When the security management framework is enabled, the following rules apply:
- The super user (dmcl_admin) can run any command.
- A user who has write or execute permission implicitly has read permission also. This applies to both daemon and job-level permissions.
- A user who creates a job is the job owner and automatically has job-level read, write, and execution permissions for the job.
- The job-level read, write, and execute permissions are applied at the base job name only. For commands that have the job execution name in the job_name parameter, the job-level permission is checked against the execution base job name.
- When a regular Viewpoint user runs the create command to create a job, the owner_name field in the SecurityType object is replaced in the create job request to represent the user authentication result. This occurs whenever the request user name is not the super user (dmcl_admin), regardless of the daemon security setting. The Data Mover daemon processes the create command and records the owner name and other user and role permission information. For the super user (dmcl_admin), the owner_name is not changed. This allows the super user to run the create job command with any user credential provided in the original job request.

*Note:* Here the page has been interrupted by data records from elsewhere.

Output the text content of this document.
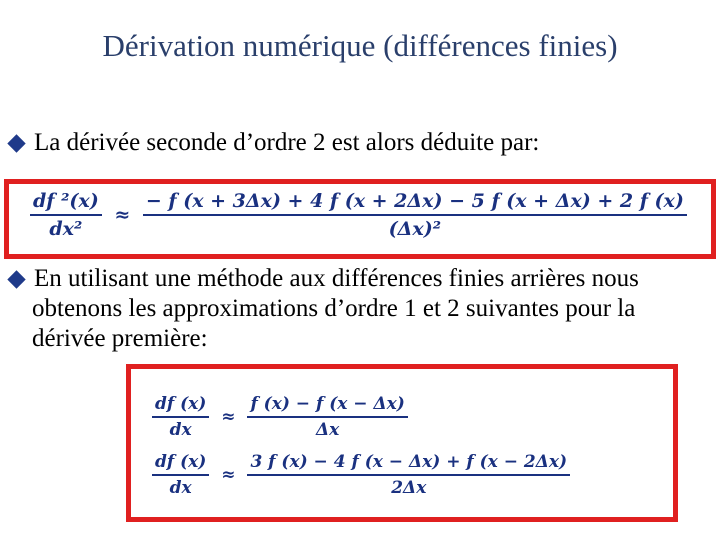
Dérivation numérique (différences finies)
La dérivée seconde d’ordre 2 est alors déduite par:
$\frac{\text{df ²(x)}}{\text{dx²}} \approx \frac{- f (x + 3\Delta x) + 4 f (x + 2\Delta x) - 5 f (x + \Delta x) + 2 f (x)}{\text{(Δx)²}}$
En utilisant une méthode aux différences finies arrières nous
obtenons les approximations d’ordre 1 et 2 suivantes pour la
dérivée première:
$\frac{df (x)}{dx} \approx \frac{f (x) - f (x - \Delta x)}{\Delta x}$
$\frac{df (x)}{dx} \approx \frac{3 f (x) - 4 f (x - \Delta x) + f (x - 2\Delta x)}{2\Delta x}$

- When daemon security is enabled, user global modification permissions are verified when running the create command. This includes properties such as available utilities and maximum number of streams. If a user does not have the proper modification permission, the create request fails.

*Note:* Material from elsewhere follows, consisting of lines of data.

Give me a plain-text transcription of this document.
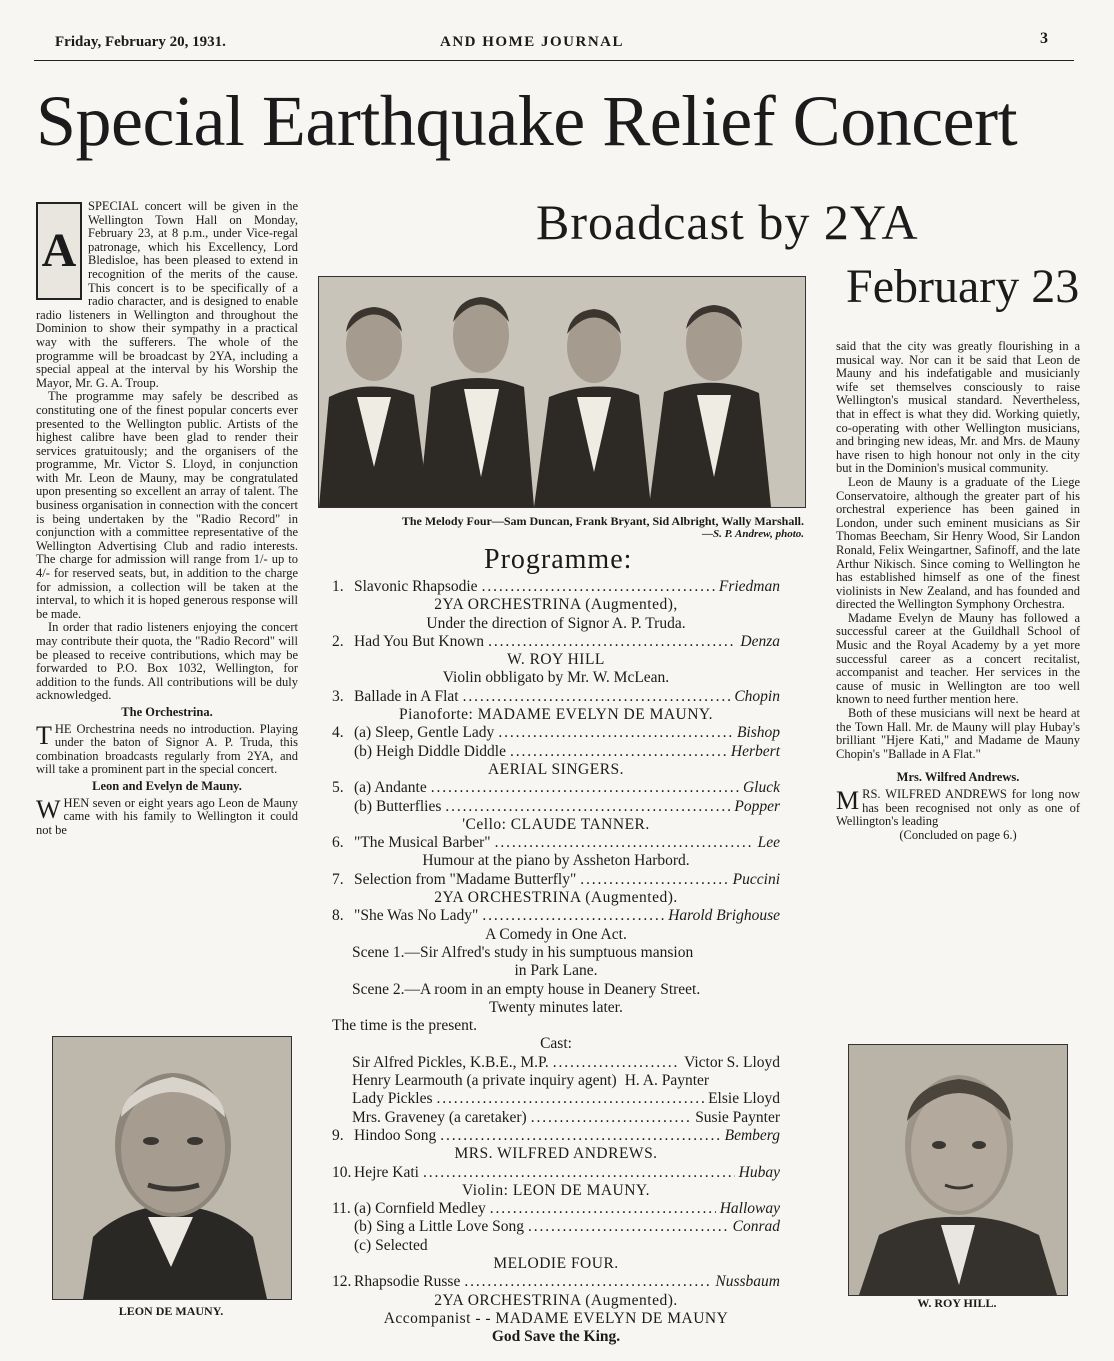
Friday, February 20, 1931.	AND HOME JOURNAL	3
Special Earthquake Relief Concert
Broadcast by 2YA
February 23
A

SPECIAL concert will be given in the Wellington Town Hall on Monday, February 23, at 8 p.m., under Vice-regal patronage, which his Excellency, Lord Bledisloe, has been pleased to extend in recognition of the merits of the cause. This concert is to be specifically of a radio character, and is designed to enable radio listeners in Wellington and throughout the Dominion to show their sympathy in a practical way with the sufferers. The whole of the programme will be broadcast by 2YA, including a special appeal at the interval by his Worship the Mayor, Mr. G. A. Troup.

The programme may safely be described as constituting one of the finest popular concerts ever presented to the Wellington public. Artists of the highest calibre have been glad to render their services gratuitously; and the organisers of the programme, Mr. Victor S. Lloyd, in conjunction with Mr. Leon de Mauny, may be congratulated upon presenting so excellent an array of talent. The business organisation in connection with the concert is being undertaken by the "Radio Record" in conjunction with a committee representative of the Wellington Advertising Club and radio interests. The charge for admission will range from 1/- up to 4/- for reserved seats, but, in addition to the charge for admission, a collection will be taken at the interval, to which it is hoped generous response will be made.

In order that radio listeners enjoying the concert may contribute their quota, the "Radio Record" will be pleased to receive contributions, which may be forwarded to P.O. Box 1032, Wellington, for addition to the funds. All contributions will be duly acknowledged.

The Orchestrina.

THE Orchestrina needs no introduction. Playing under the baton of Signor A. P. Truda, this combination broadcasts regularly from 2YA, and will take a prominent part in the special concert.

Leon and Evelyn de Mauny.

WHEN seven or eight years ago Leon de Mauny came with his family to Wellington it could not be

LEON DE MAUNY.
The Melody Four—Sam Duncan, Frank Bryant, Sid Albright, Wally Marshall.
—S. P. Andrew, photo.
Programme:
1. Slavonic Rhapsodie . . .	Friedman
2YA ORCHESTRINA (Augmented),
Under the direction of Signor A. P. Truda.
2. Had You But Known . . .	Denza
W. ROY HILL
Violin obbligato by Mr. W. McLean.
3. Ballade in A Flat . . .	Chopin
Pianoforte: MADAME EVELYN DE MAUNY.
4. (a) Sleep, Gentle Lady . . .	Bishop
(b) Heigh Diddle Diddle . . .	Herbert
AERIAL SINGERS.
5. (a) Andante . . .	Gluck
(b) Butterflies . . .	Popper
'Cello: CLAUDE TANNER.
6. "The Musical Barber" . . .	Lee
Humour at the piano by Assheton Harbord.
7. Selection from "Madame Butterfly" . . .	Puccini
2YA ORCHESTRINA (Augmented).
8. "She Was No Lady" . . .	Harold Brighouse
A Comedy in One Act.
Scene 1.—Sir Alfred's study in his sumptuous mansion
in Park Lane.
Scene 2.—A room in an empty house in Deanery Street.
Twenty minutes later.
The time is the present.
Cast:
Sir Alfred Pickles, K.B.E., M.P. . . .	Victor S. Lloyd
Henry Learmouth (a private inquiry agent) H. A. Paynter
Lady Pickles . . .	Elsie Lloyd
Mrs. Graveney (a caretaker) . . .	Susie Paynter
9. Hindoo Song . . .	Bemberg
MRS. WILFRED ANDREWS.
10. Hejre Kati . . .	Hubay
Violin: LEON DE MAUNY.
11. (a) Cornfield Medley . . .	Halloway
(b) Sing a Little Love Song . . .	Conrad
(c) Selected
MELODIE FOUR.
12. Rhapsodie Russe . . .	Nussbaum
2YA ORCHESTRINA (Augmented).
Accompanist - - MADAME EVELYN DE MAUNY
God Save the King.

said that the city was greatly flourishing in a musical way. Nor can it be said that Leon de Mauny and his indefatigable and musicianly wife set themselves consciously to raise Wellington's musical standard. Nevertheless, that in effect is what they did. Working quietly, co-operating with other Wellington musicians, and bringing new ideas, Mr. and Mrs. de Mauny have risen to high honour not only in the city but in the Dominion's musical community.

Leon de Mauny is a graduate of the Liege Conservatoire, although the greater part of his orchestral experience has been gained in London, under such eminent musicians as Sir Thomas Beecham, Sir Henry Wood, Sir Landon Ronald, Felix Weingartner, Safinoff, and the late Arthur Nikisch. Since coming to Wellington he has established himself as one of the finest violinists in New Zealand, and has founded and directed the Wellington Symphony Orchestra.

Madame Evelyn de Mauny has followed a successful career at the Guildhall School of Music and the Royal Academy by a yet more successful career as a concert recitalist, accompanist and teacher. Her services in the cause of music in Wellington are too well known to need further mention here.

Both of these musicians will next be heard at the Town Hall. Mr. de Mauny will play Hubay's brilliant "Hjere Kati," and Madame de Mauny Chopin's "Ballade in A Flat."

Mrs. Wilfred Andrews.

MRS. WILFRED ANDREWS for long now has been recognised not only as one of Wellington's leading

(Concluded on page 6.)
W. ROY HILL.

- When daemon security is enabled, user global modification permissions are verified for update_job_steps and update_job_priorities. If a user does not have the proper modification permission, a security exception occurs.
- A user can update job permissions by running the start command with dynamical parameters, or by using the edit_job command. When daemon security is enabled, a user must be the super user (dmcl_admin), the Viewpoint Administrator with write permissions, or the job owner to update job permissions; otherwise, a security exception occurs.
- When security is enabled, only the super user (dmcl_admin) or Viewpoint Administrator with write permission can use the start or edit job command to change job owner.